Short-sellers will from next Friday have to disclose short positions in stocks undergoing rights issues if they amount to more than 0.25 per cent of the total shares outstanding. This is much stricter than the 3 per cent disclosure level that applies to long positions.

Yesterday, shares in HBOS leapt almost 14 per cent to 321.75p. The sudden rule change was prompted by the FSA's realisation that, even though it had strong suspicions that hedge funds were manipulating the stock of companies in the midst of rights issues, the abuse would be almost impossible to prove.

The move stunned the financial services sector, more used to engaging in lengthy consultations with the watchdog over mooted changes.

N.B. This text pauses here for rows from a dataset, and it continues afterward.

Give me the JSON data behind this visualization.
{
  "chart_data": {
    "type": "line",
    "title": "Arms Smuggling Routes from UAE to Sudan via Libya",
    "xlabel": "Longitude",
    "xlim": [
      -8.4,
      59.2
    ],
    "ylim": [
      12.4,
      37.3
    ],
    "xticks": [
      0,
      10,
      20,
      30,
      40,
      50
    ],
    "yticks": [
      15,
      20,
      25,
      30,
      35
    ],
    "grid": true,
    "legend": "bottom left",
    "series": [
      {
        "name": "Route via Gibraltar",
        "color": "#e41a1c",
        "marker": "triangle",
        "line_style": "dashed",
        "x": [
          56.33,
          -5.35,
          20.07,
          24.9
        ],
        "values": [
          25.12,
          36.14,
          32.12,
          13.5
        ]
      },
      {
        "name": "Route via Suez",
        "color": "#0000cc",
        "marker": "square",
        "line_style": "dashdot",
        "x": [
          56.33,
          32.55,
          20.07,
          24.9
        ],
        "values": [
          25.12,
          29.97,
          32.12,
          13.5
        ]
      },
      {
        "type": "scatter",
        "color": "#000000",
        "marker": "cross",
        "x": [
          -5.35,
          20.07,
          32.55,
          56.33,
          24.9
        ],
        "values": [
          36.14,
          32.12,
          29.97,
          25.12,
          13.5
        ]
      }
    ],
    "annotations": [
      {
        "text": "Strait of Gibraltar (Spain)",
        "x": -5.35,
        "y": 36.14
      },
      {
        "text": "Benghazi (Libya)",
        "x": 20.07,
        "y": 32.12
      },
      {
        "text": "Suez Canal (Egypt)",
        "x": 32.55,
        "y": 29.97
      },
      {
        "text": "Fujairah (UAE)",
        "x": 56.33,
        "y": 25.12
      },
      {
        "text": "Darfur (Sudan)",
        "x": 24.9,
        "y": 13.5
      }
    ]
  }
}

The FSA can circumvent the process in some circumstances if consumers need protection.

"This is about tackling abusive behaviour and making sure that a small number of players do not benefit at the expense of the rest of the market," said one senior official.

Investment banks had lobbied the FSA to take action to support the rights issue process, which they argue could have wider implications for the City of London's standing as a financial centre.

Banks welcomed the move, but hedge funds, which make up the single largest group of short-sellers, were critical.

Some in the market believe the initiative will lead to short covering, where shares are bought to close out a short stock position, in stocks where a rights issue had been rumoured - such as at Bank of Ireland or Alliance Leicester.

Bank of Ireland has consistently denied that it is planning a rights issue, however.